- Kannankurichi Location in Tamil Nadu, India
- Coordinates: 11°41′56″N 78°10′44″E﻿ / ﻿11.6989°N 78.1790°E
- Country: India
- State: Tamil Nadu
- District: Salem

Area
- • Total: 5.2 km^{2} (2.0 sq mi)

Population (2011)
- • Total: 19,765
- • Density: 3,800/km^{2} (9,800/sq mi)

Languages
- • Official: Tamil
- Time zone: UTC+5:30 (IST)

= Kannankurichi =

Kannankurichi is a panchayat town in Salem taluk of Salem district in the Indian state of Tamil Nadu. It is one of the 31 panchayat towns in the district. Spread across an area of 5.2 km2, it had a population of 19,765 individuals as per the 2011 census.
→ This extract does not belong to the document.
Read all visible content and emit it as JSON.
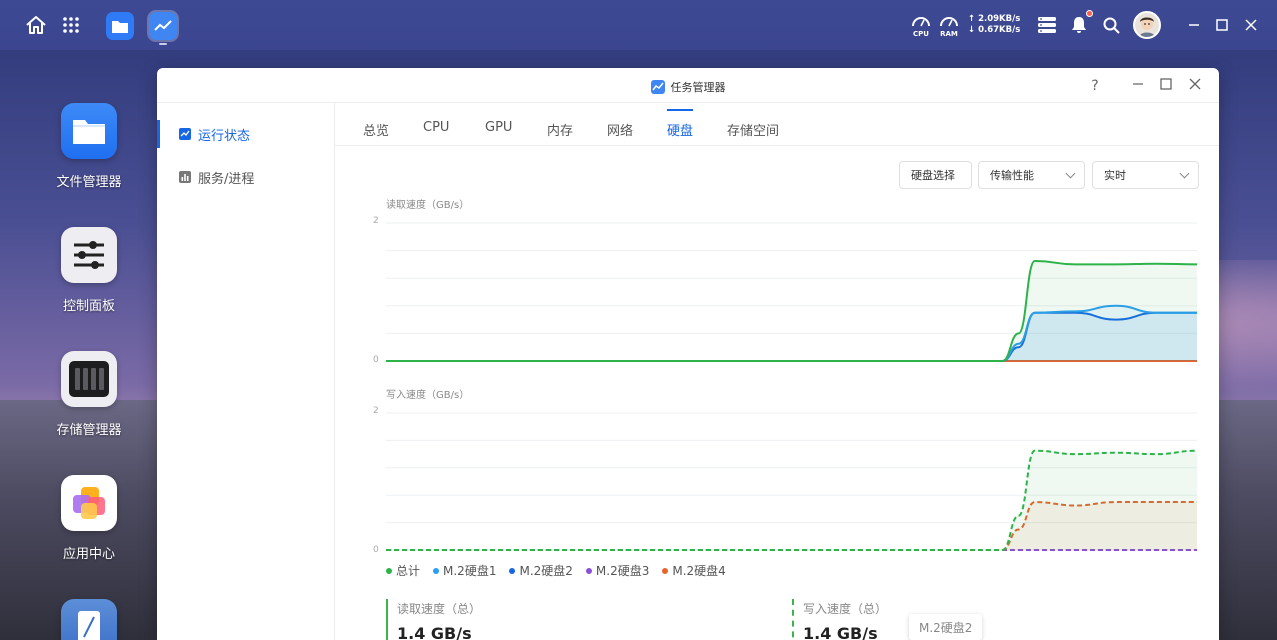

== Geography and administration ==
Kannankurichi is located in Salem taluk of Salem district in the Indian state of Tamil Nadu. Spread across an area of 5.2 km2, it is situated at the foothills of Yercaud. It is one of the 31 panchayat towns in the district. The town panchayat is headed by a chairperson, who is elected by the members, who are chosen through direct elections. The town forms part of the Salem North Assembly constituency that elects its member to the Tamil Nadu legislative assembly and the Salem Lok Sabha constituency that elects its member to the Parliament of India.

==Demographics==
As per the 2011 census, Kannankurichi had a population of 19,765 individuals across 5,022 households. The population saw a marginal increase compared to the previous census in 2001 when 14,994 inhabitants were registered. The population consisted of 9,995 males and 9,770 females. About 2,015 individuals were below the age of six years. About 13.2% of the population belonged to scheduled castes. The entire population is classified as urban. The town has an average literacy rate of 79.4%.

About 42.5% of the eligible population were employed, of which majority were involved in agriculture and allied activities. Hinduism was the majority religion which was followed by 97.4% of the population, with Christianity (1.6%) and Islam (0.9%) being minor religions.